A Casas Bahia pode enfrentar uma multa diária de R$ 100 mil caso delete, altere ou sobrescreva qualquer dado ou documento relacionado ao plano de reestruturação que resultou no fechamento de 298 lojas e na demissão de cerca de 3 mil pessoas em todo o País. Essa determinação foi estabelecida em uma liminar que visa restabelecer os contratos dos funcionários demitidos.
A juíza da 11ª Vara do Trabalho de Brasília, Katarina Roberta Mousinho de Matos, concedeu a decisão favorável aos trabalhadores do Grupo Casas Bahia, em resposta a uma ação movida pela Confederação Nacional dos Trabalhadores no Comércio (CNTC), que busca suspender as dispensas coletivas promovidas pela empresa.
Em nota, a Casas Bahia afirmou que está avaliando os termos da decisão e os próximos passos a serem tomados, destacando que respeita as determinações da Justiça e prestará os esclarecimentos necessários no âmbito do processo.
Fundamentação da Decisão
A decisão judicial se fundamenta no fato de que as demissões em massa foram realizadas sem a prévia intervenção sindical, o que viola a jurisprudência atual. A liminar baseia-se na tese do Supremo Tribunal Federal (STF), que estabelece que a participação do sindicato é obrigatória para a validade de dispensas em massa.

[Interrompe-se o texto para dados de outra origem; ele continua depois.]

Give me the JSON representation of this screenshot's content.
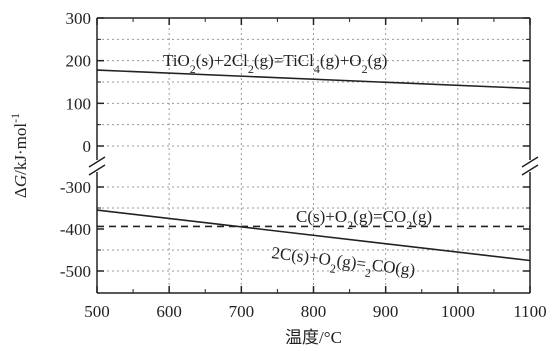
{
  "chart_data": {
    "type": "line",
    "xlabel": "温度/°C",
    "ylabel_parts": {
      "delta": "Δ",
      "var": "G",
      "unit": "/kJ·mol",
      "exp": "-1"
    },
    "xlim": [
      500,
      1100
    ],
    "x_ticks": [
      "500",
      "600",
      "700",
      "800",
      "900",
      "1000",
      "1100"
    ],
    "y_axis_break": true,
    "y_upper": {
      "range": [
        0,
        300
      ],
      "ticks": [
        "300",
        "200",
        "100",
        "0"
      ]
    },
    "y_lower": {
      "range": [
        -500,
        -300
      ],
      "ticks": [
        "-300",
        "-400",
        "-500"
      ]
    },
    "grid": true,
    "series": [
      {
        "x": [
          500,
          1100
        ],
        "y": [
          178,
          135
        ],
        "style": "solid",
        "label_parts": [
          {
            "t": "TiO"
          },
          {
            "t": "2",
            "sub": true
          },
          {
            "t": "(s)+2Cl"
          },
          {
            "t": "2",
            "sub": true
          },
          {
            "t": "(g)=TiCl"
          },
          {
            "t": "4",
            "sub": true
          },
          {
            "t": "(g)+O"
          },
          {
            "t": "2",
            "sub": true
          },
          {
            "t": "(g)"
          }
        ]
      },
      {
        "x": [
          500,
          1100
        ],
        "y": [
          -394,
          -394
        ],
        "style": "dashed",
        "label_parts": [
          {
            "t": "C(s)+O"
          },
          {
            "t": "2",
            "sub": true
          },
          {
            "t": "(g)=CO"
          },
          {
            "t": "2",
            "sub": true
          },
          {
            "t": "(g)"
          }
        ]
      },
      {
        "x": [
          500,
          1100
        ],
        "y": [
          -355,
          -475
        ],
        "style": "solid",
        "label_parts": [
          {
            "t": "2C(s)+O"
          },
          {
            "t": "2",
            "sub": true
          },
          {
            "t": "(g)="
          },
          {
            "t": "2",
            "sub": true
          },
          {
            "t": "CO(g)"
          }
        ]
      }
    ]
  }
}
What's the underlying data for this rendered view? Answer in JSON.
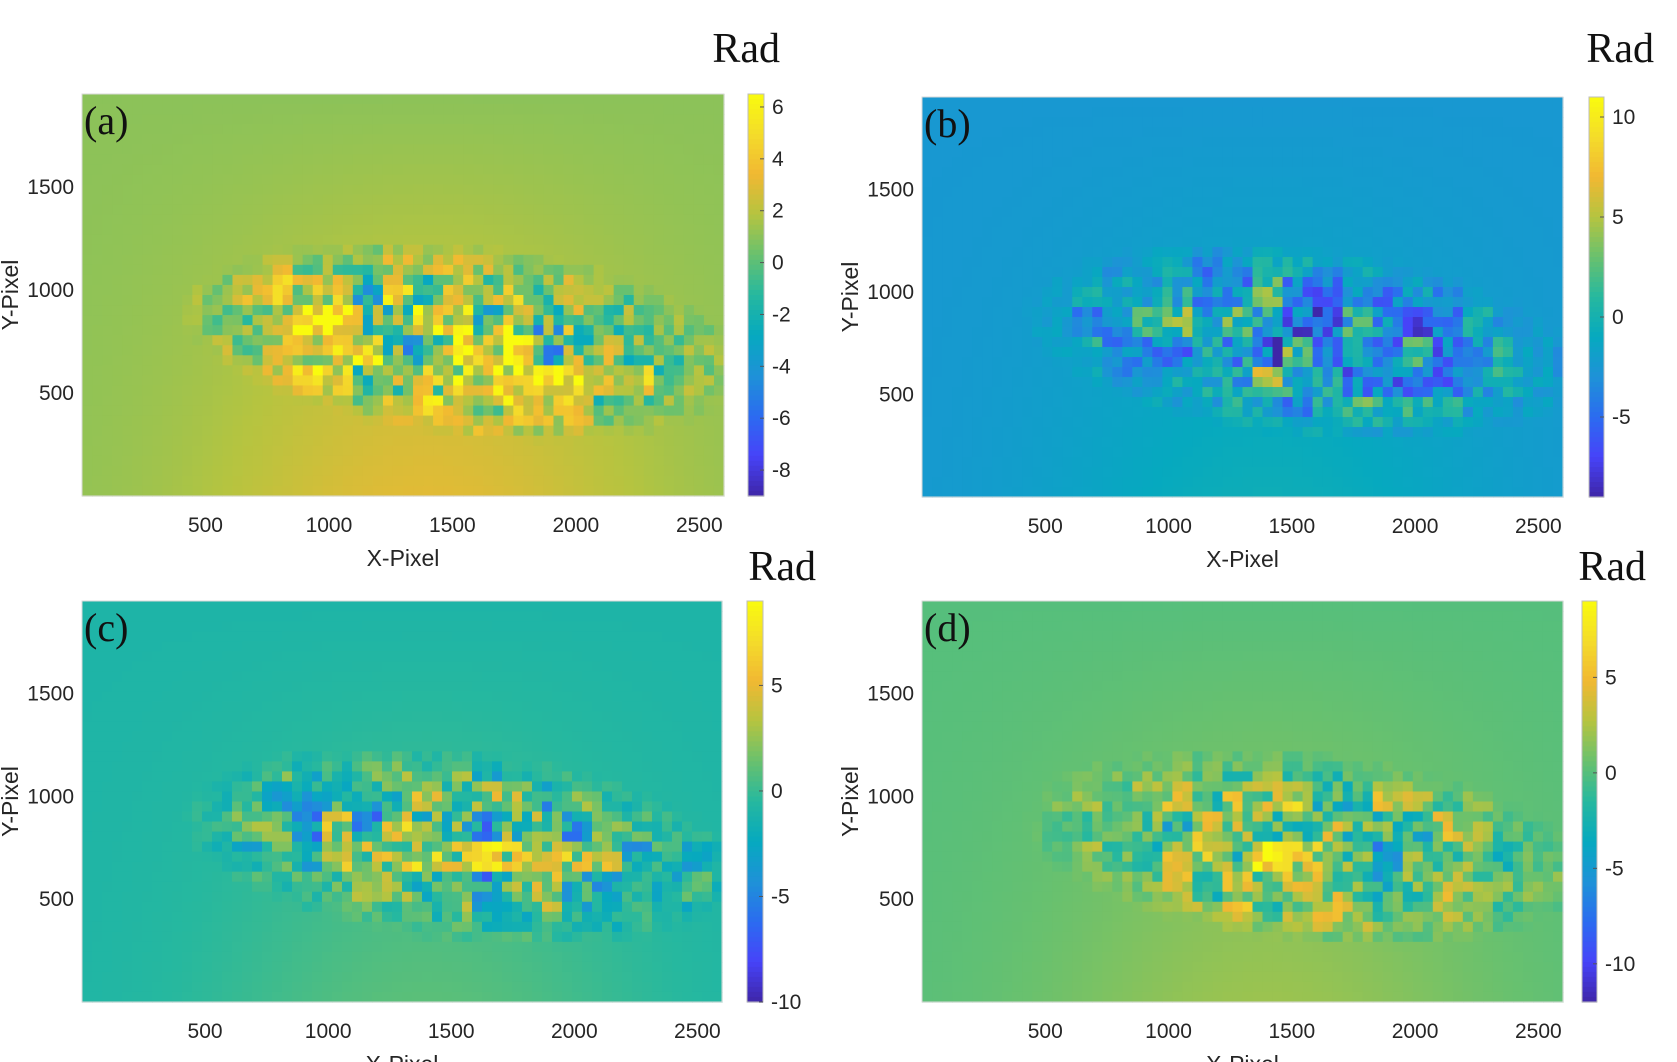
{
  "chart_data": [
    {
      "type": "heatmap",
      "panel_label": "(a)",
      "unit": "Rad",
      "xlabel": "X-Pixel",
      "ylabel": "Y-Pixel",
      "xlim": [
        0,
        2600
      ],
      "ylim": [
        0,
        1950
      ],
      "xticks": [
        500,
        1000,
        1500,
        2000,
        2500
      ],
      "yticks": [
        500,
        1000,
        1500
      ],
      "clim": [
        -9,
        6.5
      ],
      "colorbar_ticks": [
        6,
        4,
        2,
        0,
        -2,
        -4,
        -6,
        -8
      ],
      "background_value": 1.0
    },
    {
      "type": "heatmap",
      "panel_label": "(b)",
      "unit": "Rad",
      "xlabel": "X-Pixel",
      "ylabel": "Y-Pixel",
      "xlim": [
        0,
        2600
      ],
      "ylim": [
        0,
        1950
      ],
      "xticks": [
        500,
        1000,
        1500,
        2000,
        2500
      ],
      "yticks": [
        500,
        1000,
        1500
      ],
      "clim": [
        -9,
        11
      ],
      "colorbar_ticks": [
        10,
        5,
        0,
        -5
      ],
      "background_value": -2.5
    },
    {
      "type": "heatmap",
      "panel_label": "(c)",
      "unit": "Rad",
      "xlabel": "X-Pixel",
      "ylabel": "Y-Pixel",
      "xlim": [
        0,
        2600
      ],
      "ylim": [
        0,
        1950
      ],
      "xticks": [
        500,
        1000,
        1500,
        2000,
        2500
      ],
      "yticks": [
        500,
        1000,
        1500
      ],
      "clim": [
        -10,
        9
      ],
      "colorbar_ticks": [
        5,
        0,
        -5,
        -10
      ],
      "background_value": -1.0
    },
    {
      "type": "heatmap",
      "panel_label": "(d)",
      "unit": "Rad",
      "xlabel": "X-Pixel",
      "ylabel": "Y-Pixel",
      "xlim": [
        0,
        2600
      ],
      "ylim": [
        0,
        1950
      ],
      "xticks": [
        500,
        1000,
        1500,
        2000,
        2500
      ],
      "yticks": [
        500,
        1000,
        1500
      ],
      "clim": [
        -12,
        9
      ],
      "colorbar_ticks": [
        5,
        0,
        -5,
        -10
      ],
      "background_value": 0.0
    }
  ],
  "colormap": [
    "#3e26a8",
    "#4743f8",
    "#2b6cf0",
    "#1e92d7",
    "#06a9bf",
    "#26b89f",
    "#69c16e",
    "#b5c440",
    "#f1b832",
    "#f4dc2a",
    "#f9fb0e"
  ]
}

“Esse não é um reconhecimento de que os trabalhadores têm estabilidade, mas suspende as demissões até que uma nova negociação com o sindicato ocorra”, explica o advogado trabalhista Erick Maués.
Medidas Determinadas
Entre as medidas impostas pela liminar, está a reativação dos vínculos de trabalho, a preservação dos planos de saúde e benefícios assistenciais, além da proibição de novas dispensas coletivas sem a participação do sindicato.
O Sindicato dos Comerciários de São Paulo ressaltou que a ação da CNTC visa garantir que as verbas rescisórias não sejam submetidas ao processo de recuperação judicial, que poderia atrasar os pagamentos aos demitidos.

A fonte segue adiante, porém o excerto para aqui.